It would important to display a knowledge of Iranian history and civilization—but watch out for little gaffes, “like calling the [Persian] Gulf the ‘Arabian Gulf.’”
It’s also not a good idea to overpraise, especially in public. In 1977, then-president Jimmy Carter went to Tehran. At a dinner with the Shah of Iran, Carter raised a glass to his host, and then raised his rhetorical glass even higher.
“Iran—because of the great leadership of the Shah—is an island of stability in one of the more troubled areas of the world,” said Carter. “This is a great tribute to you, your majesty and to your leadership and to the respect and admiration and love which your people give to you.”
A few days later, street protests began in Iran, leading eventually to the revolution, and decades of enmity with the United States.
There are, though, plenty of skillful ways to send a message in a diplomatic setting.
Nancy Soderberg, a diplomat under President Bill Clinton, remembers when the Administration agreed to receive Palestinian leader Yasser Arafat at the White House. For Arafat it was big coup to get invited to the president’s home. But there were limits.
Arafat wasn’t allowed to bring his pistol, which he took everywhere with him. And then there was the hugging: Arafat was a big hugger. It just wouldn’t do to have him photographed hugging the president of the United States.

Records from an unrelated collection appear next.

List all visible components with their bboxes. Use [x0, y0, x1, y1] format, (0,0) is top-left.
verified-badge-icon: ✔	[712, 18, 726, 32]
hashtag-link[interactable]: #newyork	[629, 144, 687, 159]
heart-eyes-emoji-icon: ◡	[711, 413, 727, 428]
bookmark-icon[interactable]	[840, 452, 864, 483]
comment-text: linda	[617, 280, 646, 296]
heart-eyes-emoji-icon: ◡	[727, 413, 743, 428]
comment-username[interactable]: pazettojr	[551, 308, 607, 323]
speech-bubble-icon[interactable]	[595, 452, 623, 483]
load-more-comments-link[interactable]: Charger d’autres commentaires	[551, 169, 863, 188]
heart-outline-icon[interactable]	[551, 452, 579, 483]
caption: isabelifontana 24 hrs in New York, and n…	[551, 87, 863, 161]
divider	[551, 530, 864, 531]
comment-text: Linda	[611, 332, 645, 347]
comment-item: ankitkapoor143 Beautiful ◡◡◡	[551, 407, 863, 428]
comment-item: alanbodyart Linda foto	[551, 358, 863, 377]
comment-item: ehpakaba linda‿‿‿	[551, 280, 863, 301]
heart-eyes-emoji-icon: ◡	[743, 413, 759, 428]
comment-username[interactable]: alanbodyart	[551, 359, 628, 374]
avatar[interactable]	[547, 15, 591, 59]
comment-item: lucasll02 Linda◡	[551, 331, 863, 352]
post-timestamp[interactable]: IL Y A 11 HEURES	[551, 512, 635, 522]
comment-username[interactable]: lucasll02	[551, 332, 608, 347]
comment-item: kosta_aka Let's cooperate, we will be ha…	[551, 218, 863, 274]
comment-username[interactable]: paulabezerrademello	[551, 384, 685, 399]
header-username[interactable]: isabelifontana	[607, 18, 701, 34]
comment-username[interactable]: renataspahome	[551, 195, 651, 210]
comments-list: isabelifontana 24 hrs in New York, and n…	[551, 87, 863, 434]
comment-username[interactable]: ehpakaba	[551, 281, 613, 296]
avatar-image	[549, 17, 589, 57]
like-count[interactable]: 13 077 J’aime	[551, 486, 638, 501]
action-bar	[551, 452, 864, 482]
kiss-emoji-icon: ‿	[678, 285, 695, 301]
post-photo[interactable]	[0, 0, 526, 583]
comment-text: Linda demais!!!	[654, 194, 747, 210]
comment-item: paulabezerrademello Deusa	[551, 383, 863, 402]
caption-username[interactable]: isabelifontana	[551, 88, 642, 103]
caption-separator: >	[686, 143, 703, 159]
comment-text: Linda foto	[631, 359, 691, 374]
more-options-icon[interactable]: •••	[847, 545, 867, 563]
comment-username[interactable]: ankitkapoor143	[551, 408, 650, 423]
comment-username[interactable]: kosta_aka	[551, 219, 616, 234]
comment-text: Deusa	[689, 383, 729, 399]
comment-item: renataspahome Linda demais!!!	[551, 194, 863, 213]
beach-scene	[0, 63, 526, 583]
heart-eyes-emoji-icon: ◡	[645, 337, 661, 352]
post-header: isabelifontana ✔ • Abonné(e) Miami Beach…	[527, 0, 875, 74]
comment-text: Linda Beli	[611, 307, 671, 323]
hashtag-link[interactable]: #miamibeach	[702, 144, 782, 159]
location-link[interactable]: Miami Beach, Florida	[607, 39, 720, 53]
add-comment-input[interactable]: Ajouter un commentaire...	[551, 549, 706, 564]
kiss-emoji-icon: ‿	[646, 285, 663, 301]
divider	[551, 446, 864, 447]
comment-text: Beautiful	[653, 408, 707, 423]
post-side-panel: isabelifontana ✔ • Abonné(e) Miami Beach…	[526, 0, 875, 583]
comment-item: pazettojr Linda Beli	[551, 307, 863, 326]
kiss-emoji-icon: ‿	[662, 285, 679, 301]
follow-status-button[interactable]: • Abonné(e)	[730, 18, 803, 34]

“Right before the meeting President Clinton was being taught by his aides this jujitsu move where if you grabbed Arafat’s elbow, pushed your hip out, there was no way he could hug him,” said Soderberg. “That’s exactly what Clinton did to avoid a picture of him being hugged.”
Arafat did eventually did get his man—seven years later. He and Clinton were finally captured locked in embrace, on neutral territory—Switzerland.
Not that you’d expect quite such warm body language between Obama and Rohani this week. One step at a time.